On the other hand, just because you were watching a pair of celebrities in somewhat reduced circumstances, albeit reduced in the context of the movie, did not mean there was no amusement to be gained from watching them run around and swear their heads off. The bad language became the prompt for many titters at the time, as if the actresses were trying too hard to be tough in a gritty thriller, but just about every character they met was turning the air blue to a ridiculous degree - fair enough, it was clever to swear, but when Tatum gets called the C word by her junkie boyfriend (Nicholas Campbell) you did wonder if this was an attempt to shock that was having the opposite effect.

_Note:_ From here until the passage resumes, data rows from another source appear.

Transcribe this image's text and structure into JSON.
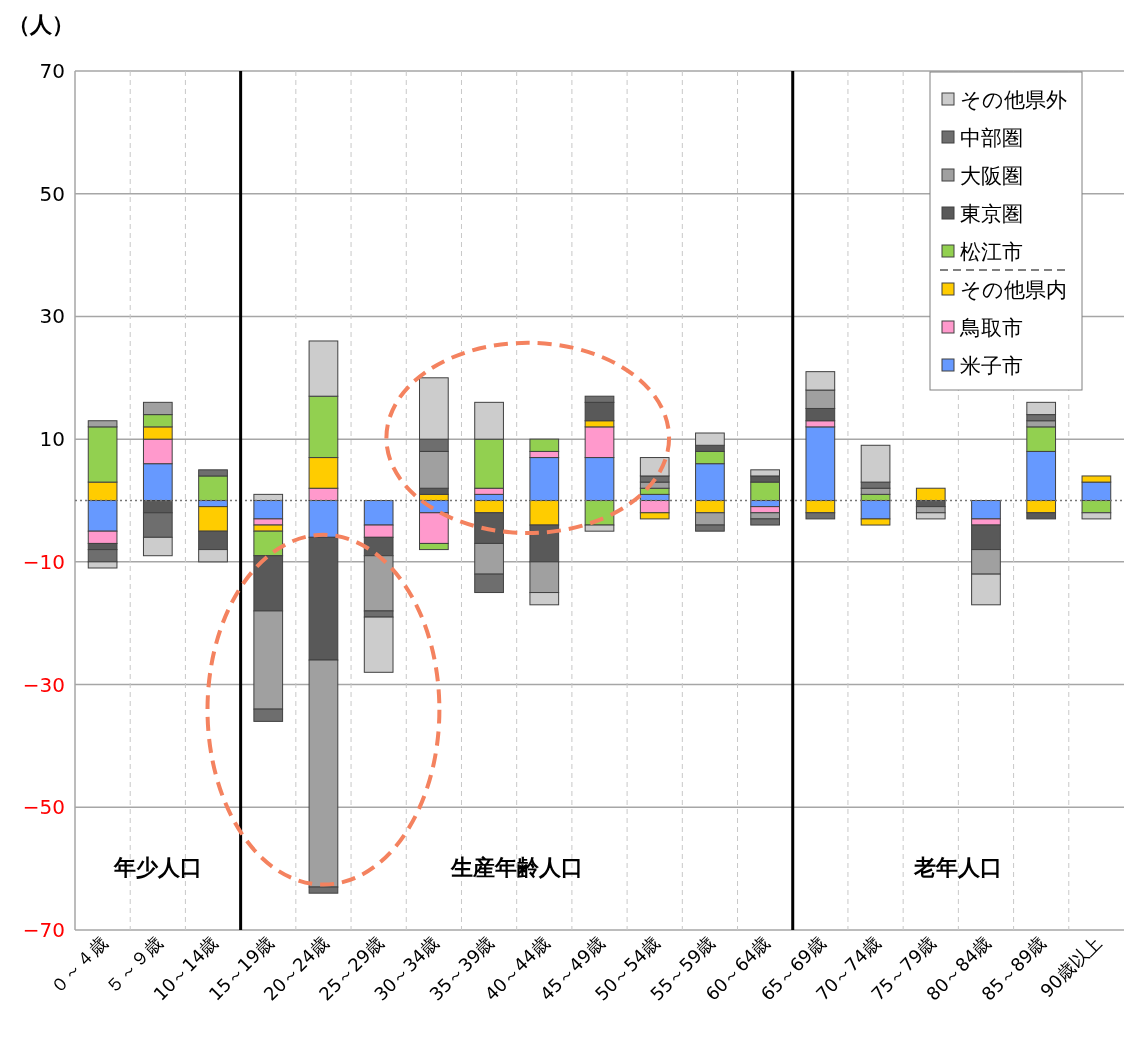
{
  "chart_data": {
    "type": "bar",
    "stacked": true,
    "ylabel": "（人）",
    "categories": [
      "０～４歳",
      "５～９歳",
      "10～14歳",
      "15～19歳",
      "20～24歳",
      "25～29歳",
      "30～34歳",
      "35～39歳",
      "40～44歳",
      "45～49歳",
      "50～54歳",
      "55～59歳",
      "60～64歳",
      "65～69歳",
      "70～74歳",
      "75～79歳",
      "80～84歳",
      "85～89歳",
      "90歳以上"
    ],
    "series": [
      {
        "name": "米子市",
        "color": "#6699ff",
        "values": [
          -5,
          6,
          -1,
          -3,
          -6,
          -4,
          -2,
          1,
          7,
          7,
          1,
          6,
          -1,
          12,
          -3,
          null,
          -3,
          8,
          3
        ]
      },
      {
        "name": "鳥取市",
        "color": "#ff99cc",
        "values": [
          -2,
          4,
          null,
          -1,
          2,
          -2,
          -5,
          1,
          1,
          5,
          -2,
          null,
          -1,
          1,
          null,
          null,
          -1,
          null,
          null
        ]
      },
      {
        "name": "その他県内",
        "color": "#ffcc00",
        "values": [
          3,
          2,
          -4,
          -1,
          5,
          null,
          1,
          -2,
          -4,
          1,
          -1,
          -2,
          null,
          -2,
          -1,
          2,
          null,
          -2,
          1
        ]
      },
      {
        "name": "松江市",
        "color": "#92d050",
        "values": [
          9,
          2,
          4,
          -4,
          10,
          null,
          -1,
          8,
          2,
          -4,
          1,
          2,
          3,
          null,
          1,
          null,
          null,
          4,
          -2
        ]
      },
      {
        "name": "東京圏",
        "color": "#595959",
        "values": [
          -1,
          -2,
          -3,
          -9,
          -20,
          -3,
          1,
          -5,
          -6,
          3,
          null,
          1,
          1,
          2,
          null,
          -1,
          -4,
          -1,
          null
        ]
      },
      {
        "name": "大阪圏",
        "color": "#a0a0a0",
        "values": [
          1,
          2,
          null,
          -16,
          -37,
          -9,
          6,
          -5,
          -5,
          null,
          1,
          -2,
          -1,
          3,
          1,
          -1,
          -4,
          1,
          null
        ]
      },
      {
        "name": "中部圏",
        "color": "#6e6e6e",
        "values": [
          -2,
          -4,
          1,
          -2,
          -1,
          -1,
          2,
          -3,
          null,
          1,
          1,
          -1,
          -1,
          -1,
          1,
          null,
          null,
          1,
          null
        ]
      },
      {
        "name": "その他県外",
        "color": "#cccccc",
        "values": [
          -1,
          -3,
          -2,
          1,
          9,
          -9,
          10,
          6,
          -2,
          -1,
          3,
          2,
          1,
          3,
          6,
          -1,
          -5,
          2,
          -1
        ]
      }
    ],
    "ylim": [
      -70,
      70
    ],
    "yticks": [
      -70,
      -50,
      -30,
      -10,
      10,
      30,
      50,
      70
    ],
    "grid": true,
    "legend": "top right",
    "ref_lines": [
      {
        "axis": "y",
        "value": 0,
        "line_style": "dotted"
      }
    ],
    "annotations": [
      "年少人口",
      "生産年齢人口",
      "老年人口"
    ]
  }
}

Still, her Scarlet character had it easy compared to the determination the drama had to drag Tracy into the gutter.

Poor Irene was nearly drowned in a sewer, covered in rats, had a shower scene that was interrupted by the scuzzy boyfriend trying to rape her which led to a naked punch up in the bathroom, was injected with heroin against her will... the list of indignities went on, and you had to admire her for putting up with it and emerging as a sympathetic persona. Not that Tatum had it all that easier, as she got into a (non-naked) brawl as well that lasted for ages, and when guest star Peter Fonda, as a gang boss on his personal yacht, showed up he contrived to slash her face with his nail file: a woman's trials and tribulations are so much worse than men's, the message appeared to be. Naturally, stuffing this with so much incident meant it never dragged, not even when the two runaways from the courtroom shoot out (a way over the top sequence designed to grab the viewer from the first five minutes) had their heads to head and worked out their class and racial differences in lesson making scenes. It probably plays better with the passing of time than it did back in '85, as the female buddy movie remains a rarity even now.